Sweden at one time had generally cordial relations with China, with automaker Volvo accepting Chinese ownership in 2010 and welcoming Europe’s first Confucius Institute at Stockholm University in 2005. However, Sweden closed that institute in January 2015.

“Generally speaking, establishing institutes that are funded by another nation, within the framework of a university, is rather a questionable practice,” then-vice chancellor Astrid Soderbergh Widding said at the time. Sweden is now the first European country to close all of its Confucius Institutes.

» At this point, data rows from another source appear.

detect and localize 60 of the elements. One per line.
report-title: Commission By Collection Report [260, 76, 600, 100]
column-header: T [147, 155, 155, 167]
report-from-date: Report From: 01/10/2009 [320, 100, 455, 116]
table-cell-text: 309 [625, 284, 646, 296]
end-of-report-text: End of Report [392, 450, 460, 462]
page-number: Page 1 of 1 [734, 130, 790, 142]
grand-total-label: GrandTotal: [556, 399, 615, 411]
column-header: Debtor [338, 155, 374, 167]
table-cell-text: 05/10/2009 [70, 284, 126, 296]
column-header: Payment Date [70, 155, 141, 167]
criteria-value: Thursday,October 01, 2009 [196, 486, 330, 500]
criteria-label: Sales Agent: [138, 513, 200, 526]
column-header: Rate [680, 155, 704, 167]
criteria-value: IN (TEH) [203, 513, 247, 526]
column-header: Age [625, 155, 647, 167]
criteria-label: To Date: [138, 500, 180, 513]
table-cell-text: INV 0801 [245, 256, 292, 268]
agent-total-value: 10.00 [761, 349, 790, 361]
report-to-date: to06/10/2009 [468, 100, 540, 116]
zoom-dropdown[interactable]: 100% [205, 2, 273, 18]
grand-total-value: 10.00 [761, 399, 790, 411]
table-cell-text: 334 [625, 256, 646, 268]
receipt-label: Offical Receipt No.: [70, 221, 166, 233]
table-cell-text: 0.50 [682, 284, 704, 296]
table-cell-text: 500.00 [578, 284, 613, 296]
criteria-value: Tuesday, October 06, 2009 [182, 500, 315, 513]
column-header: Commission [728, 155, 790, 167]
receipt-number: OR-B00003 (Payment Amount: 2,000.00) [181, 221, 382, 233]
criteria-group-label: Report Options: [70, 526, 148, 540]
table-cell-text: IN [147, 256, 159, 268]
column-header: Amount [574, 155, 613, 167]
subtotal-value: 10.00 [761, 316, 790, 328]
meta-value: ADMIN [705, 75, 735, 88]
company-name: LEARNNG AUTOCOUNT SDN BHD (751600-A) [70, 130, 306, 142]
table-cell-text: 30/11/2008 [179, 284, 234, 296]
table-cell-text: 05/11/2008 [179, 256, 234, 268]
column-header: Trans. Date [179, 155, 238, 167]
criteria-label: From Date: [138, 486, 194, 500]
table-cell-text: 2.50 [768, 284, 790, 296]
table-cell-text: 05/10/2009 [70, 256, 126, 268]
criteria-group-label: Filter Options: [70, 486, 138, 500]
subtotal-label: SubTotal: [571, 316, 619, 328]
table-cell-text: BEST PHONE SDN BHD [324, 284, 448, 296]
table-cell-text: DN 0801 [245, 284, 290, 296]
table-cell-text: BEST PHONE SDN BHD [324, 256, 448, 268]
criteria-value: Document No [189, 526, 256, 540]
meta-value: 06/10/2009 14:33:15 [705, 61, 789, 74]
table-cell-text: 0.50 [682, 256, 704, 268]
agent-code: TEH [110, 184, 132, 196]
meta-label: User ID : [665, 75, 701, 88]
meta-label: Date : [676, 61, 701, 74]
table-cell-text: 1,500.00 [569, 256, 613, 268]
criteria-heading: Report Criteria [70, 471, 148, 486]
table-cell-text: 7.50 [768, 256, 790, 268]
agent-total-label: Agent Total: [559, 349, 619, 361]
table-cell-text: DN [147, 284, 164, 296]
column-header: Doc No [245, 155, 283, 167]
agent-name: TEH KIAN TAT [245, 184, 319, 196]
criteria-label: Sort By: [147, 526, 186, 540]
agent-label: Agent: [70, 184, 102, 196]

Sweden-China relations had already soured before the coronavirus pandemic. In November 2019 China arrested Swedish publisher Gui Minhai for printing texts critical of Communist Party premier Xi Jinping. The Swedish chapter of PEN International, a global association of writers, awarded Gui its Tucholsky Prize for persecuted writers or publishers, after which China imposed trade restrictions on Sweden.

There are 86 Confucius Institutes currently operating in the U.S., including at elite institutions such as Stanford University and Tufts University. Former FBI director Christopher Wray testified to Congress in 2019 that the institutes “offer a platform to disseminate Chinese government or Chinese Communist Party propaganda, to encourage censorship, to restrict academic freedom.”